A career like hers is a throwback in the sense that it reminds us of the unfathomability of movie charm in a way that Meryl Streep's c.v. doesn't. Hathaway's performances never seem planned or settled in her own mind, and if that's because of faulty tutelage, what difference does it make? The lurking sense of instability and potential wrong guesses in her screen persona could as easily be the result of a self-devised, instinctive grammar at work, and that's the mystery of stardom.
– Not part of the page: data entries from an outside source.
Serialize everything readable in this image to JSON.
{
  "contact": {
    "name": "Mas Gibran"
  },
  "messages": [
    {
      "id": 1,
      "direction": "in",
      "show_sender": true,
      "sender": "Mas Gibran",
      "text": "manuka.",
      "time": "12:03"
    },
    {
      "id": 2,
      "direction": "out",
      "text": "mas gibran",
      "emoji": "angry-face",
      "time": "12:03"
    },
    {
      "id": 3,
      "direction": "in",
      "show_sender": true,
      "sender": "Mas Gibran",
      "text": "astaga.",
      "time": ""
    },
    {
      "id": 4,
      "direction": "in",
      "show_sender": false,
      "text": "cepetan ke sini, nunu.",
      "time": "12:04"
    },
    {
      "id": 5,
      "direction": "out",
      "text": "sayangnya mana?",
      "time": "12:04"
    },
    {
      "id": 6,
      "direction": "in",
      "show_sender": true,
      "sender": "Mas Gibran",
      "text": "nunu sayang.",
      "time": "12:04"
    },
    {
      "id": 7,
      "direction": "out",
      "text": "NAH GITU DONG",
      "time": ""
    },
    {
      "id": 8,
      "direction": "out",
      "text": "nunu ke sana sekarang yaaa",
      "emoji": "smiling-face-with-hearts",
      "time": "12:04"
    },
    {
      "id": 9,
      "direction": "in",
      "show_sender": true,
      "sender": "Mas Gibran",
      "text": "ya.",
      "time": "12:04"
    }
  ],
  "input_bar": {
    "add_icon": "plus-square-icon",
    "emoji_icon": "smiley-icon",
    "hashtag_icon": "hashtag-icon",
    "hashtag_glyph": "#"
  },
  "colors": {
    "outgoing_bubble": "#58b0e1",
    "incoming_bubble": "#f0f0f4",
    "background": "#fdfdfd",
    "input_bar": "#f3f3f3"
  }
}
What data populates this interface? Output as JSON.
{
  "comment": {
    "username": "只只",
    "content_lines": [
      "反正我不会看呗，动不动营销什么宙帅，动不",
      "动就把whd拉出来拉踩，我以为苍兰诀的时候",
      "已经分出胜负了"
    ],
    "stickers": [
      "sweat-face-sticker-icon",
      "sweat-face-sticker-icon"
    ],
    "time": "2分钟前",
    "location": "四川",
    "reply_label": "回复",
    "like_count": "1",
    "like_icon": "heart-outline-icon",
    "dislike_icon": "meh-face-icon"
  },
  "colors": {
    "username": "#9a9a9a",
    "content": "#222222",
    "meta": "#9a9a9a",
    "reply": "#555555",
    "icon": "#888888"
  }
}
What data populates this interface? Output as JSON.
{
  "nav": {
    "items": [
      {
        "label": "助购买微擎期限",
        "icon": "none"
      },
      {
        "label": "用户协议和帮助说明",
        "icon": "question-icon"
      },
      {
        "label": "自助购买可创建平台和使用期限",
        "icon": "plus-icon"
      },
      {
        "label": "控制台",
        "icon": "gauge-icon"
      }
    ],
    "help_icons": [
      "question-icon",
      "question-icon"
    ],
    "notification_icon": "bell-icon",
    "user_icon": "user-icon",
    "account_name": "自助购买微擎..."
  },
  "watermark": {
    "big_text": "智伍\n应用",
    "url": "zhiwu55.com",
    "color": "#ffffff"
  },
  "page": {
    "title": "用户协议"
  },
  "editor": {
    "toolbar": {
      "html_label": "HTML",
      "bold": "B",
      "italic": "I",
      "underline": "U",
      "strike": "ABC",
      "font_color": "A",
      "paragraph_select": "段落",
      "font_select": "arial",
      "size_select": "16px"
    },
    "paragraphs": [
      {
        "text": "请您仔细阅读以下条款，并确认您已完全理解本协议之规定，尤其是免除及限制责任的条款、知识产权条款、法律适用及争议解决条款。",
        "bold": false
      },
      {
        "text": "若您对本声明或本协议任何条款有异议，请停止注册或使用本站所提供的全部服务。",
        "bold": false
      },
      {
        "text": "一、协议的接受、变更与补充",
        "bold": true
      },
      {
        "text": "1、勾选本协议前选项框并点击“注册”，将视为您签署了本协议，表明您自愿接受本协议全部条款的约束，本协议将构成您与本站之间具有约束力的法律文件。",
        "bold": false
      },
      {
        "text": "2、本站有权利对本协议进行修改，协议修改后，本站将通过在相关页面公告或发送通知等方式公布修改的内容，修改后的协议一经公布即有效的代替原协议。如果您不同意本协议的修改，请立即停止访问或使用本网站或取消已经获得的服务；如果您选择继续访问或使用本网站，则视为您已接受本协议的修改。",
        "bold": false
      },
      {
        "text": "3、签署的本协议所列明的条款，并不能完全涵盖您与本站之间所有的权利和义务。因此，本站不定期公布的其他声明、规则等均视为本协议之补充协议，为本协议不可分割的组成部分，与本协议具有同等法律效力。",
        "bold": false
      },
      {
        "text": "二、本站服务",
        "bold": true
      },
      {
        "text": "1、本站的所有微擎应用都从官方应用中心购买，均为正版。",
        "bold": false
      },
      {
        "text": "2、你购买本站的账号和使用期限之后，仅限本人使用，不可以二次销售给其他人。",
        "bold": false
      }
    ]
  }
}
We could also tire of her tomorrow, but that makes no difference either. The difference between movie history and most other kinds is that it isn't about battles or elections set in stone for all time. It's about the curious, ineffable moments that, for better and worse, once did their bit to help define the audience's present tense.
7 comments
Elizabeth Taylor was a great actress. You will never see a better Martha or Maggie, and she's only glamor-puss gorgeous in one of those roles. Julia Roberts, I always thought, was more overrated as a glamor puss than as an actress. I liked the cut of her jib even though I seldom fell in love. "Not a Maxwell House drop" is awfully harsh. Audrey Hepburn had chops -- see Wait until Dark -- and Grace Kelly was never troubled to show them if she had them. Like Clooney, she was an easy screen presence who didn't let you in, which was usually fine. Marylin Monroe was generally terrible and the enduring fascination with her is sort of a mystery to me, even as a sex symbol. Theron is good -- she wants to let you in, she wants to do shit, she's a screen extrovert and is reliably satisfying. So, I dunno, I'm not gay, but I don't have this supposed difficulty straight men have in judging the talent of pretty actresses. (Do gay guys get stupid when it comes to pretty men?) As for Anne Hathaway, I haven't seen enough to say. I suffered through Les Miz, just so I could say it sucked with due authority, and she fit the bill better than the other celebrities in that picture. (Hugh Jackman was the biggest disappointment. Either he can't sing or the notes were out of his range -- easily more painful than Crowe, who did alright.) I didn't realize that there was already a Hathaway crisis of indecision, but I'll keep my eye out for her next lead performance in a major motion picture.
- JakeH
February 22, 2013 at 1:27am
I'll also go ahead and utter the heresy that Streep has sometimes left me cold, not *quite* worthy of the constant and absurdly over-the-top praise she receives, and that Jane Fonda was really very good, worthy of maybe a bit more over-the-top praise than she got.
- JakeH
February 22, 2013 at 1:47am
Hmmm...I seemed to have missed Natalie Portman in that list of attractive women stars and their Oscars...must be in a category of her own.
- jet
February 22, 2013 at 1:51am
Maybe she is neither good nor bad. Maybe she is simply okay.
- Zuri-K
February 22, 2013 at 7:29am
2,22,13, pm, est///THIS is the most divisive issue in film? Please! What about the moral idiocy of Quentin Tarantino as filmmaker, and a generation of critics and thoughtful film goers, let alone all others, who can't see it and, more, partake of his moral idiocy?
- basman
February 22, 2013 at 6:53pm
JakeH, you're not alone in questioning the worship of Lady Meryl. See here: http://www.nybooks.com/blogs/nyrblog/2012/jan/12/deep-streep-iron-lady/
- AaronW
February 23, 2013 at 9:16am
How many actors in hollywood and broadway could pull off Hathaway's efforts to date? If the answer is zero, then yes, she's a rare quantity. But I suspect there are dozens if not hundreds of actors that have the chops to do what she has done. Therefore, she's not exceptional. Good, no question.